Is it possible the pre-order traversal be the same order as the post-order traversal?

Question

If T be an ordered tree with more than one node. Is it possible the pre-order traversal of T visit the nodes in the same order as the post-order traversal of T? if "yes" can you please give an example. And if "No" could you please explain why it cannot occur?

Answer 1

In general cases, the leaves of a tree are unique, and as such, should appear in opposite manners if you're performing a pre- or post-order traversal.

However, I can see two cases in which the pre- and post-order traversals are the same: Singleton and duplicate elements.

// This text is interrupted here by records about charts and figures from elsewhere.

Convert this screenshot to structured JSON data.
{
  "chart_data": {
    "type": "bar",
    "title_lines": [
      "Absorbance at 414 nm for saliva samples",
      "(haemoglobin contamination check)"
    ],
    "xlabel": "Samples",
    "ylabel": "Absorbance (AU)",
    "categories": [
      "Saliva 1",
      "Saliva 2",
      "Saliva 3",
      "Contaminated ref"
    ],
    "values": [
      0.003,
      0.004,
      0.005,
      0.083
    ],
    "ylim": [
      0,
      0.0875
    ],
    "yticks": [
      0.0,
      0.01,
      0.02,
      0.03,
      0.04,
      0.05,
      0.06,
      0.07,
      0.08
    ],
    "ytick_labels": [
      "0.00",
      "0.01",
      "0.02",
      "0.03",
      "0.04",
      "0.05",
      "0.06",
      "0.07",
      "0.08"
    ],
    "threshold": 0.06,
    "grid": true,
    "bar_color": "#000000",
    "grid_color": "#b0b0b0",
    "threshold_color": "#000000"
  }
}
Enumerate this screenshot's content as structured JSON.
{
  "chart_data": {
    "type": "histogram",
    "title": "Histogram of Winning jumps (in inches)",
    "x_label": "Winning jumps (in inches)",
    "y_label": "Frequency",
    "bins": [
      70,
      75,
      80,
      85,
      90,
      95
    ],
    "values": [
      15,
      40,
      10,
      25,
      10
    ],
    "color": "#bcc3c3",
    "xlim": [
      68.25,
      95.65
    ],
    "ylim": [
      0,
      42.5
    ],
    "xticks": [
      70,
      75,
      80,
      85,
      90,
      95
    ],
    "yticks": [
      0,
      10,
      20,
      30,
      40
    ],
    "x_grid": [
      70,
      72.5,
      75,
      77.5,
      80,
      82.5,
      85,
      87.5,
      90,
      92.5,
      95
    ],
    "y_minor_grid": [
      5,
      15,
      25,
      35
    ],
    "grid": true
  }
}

With a singleton, you only have the one node, so it doesn't matter if you visit it before or after looking for zero leaves.

What if you had a tree with duplicate elements in it? If the insertion strategy was to accept any element greater than or equal to the root node, then they would appear as a degenerate tree to the right:

 A
  \
   A
    \
     A
      \
       A

If it were less than or equal to the root node, you'd still have a degenerate tree, but to the left.

Now, if your insertion strategy was to discard duplicate elements, you would be left with the singleton case, which still has the pre- and post-order traversals resulting in the same elements.

Answer 2

Unless I'm missing something painfully obvious, the answer would be no. A ordered tree with > 1 node (say for example, 2 nodes) will look like this.

    A    
 B                     

or

    A
        C

Post-order traversal visits the nodes in the order left-right-root and pre-order visits the nodes in the order of root-left-right. In order for them to produce the same output, "left" must be equals to "root", which just doesn't make sense. With the above example, pre-order will produce AB or AC respectively and post-order will produce BA and CA.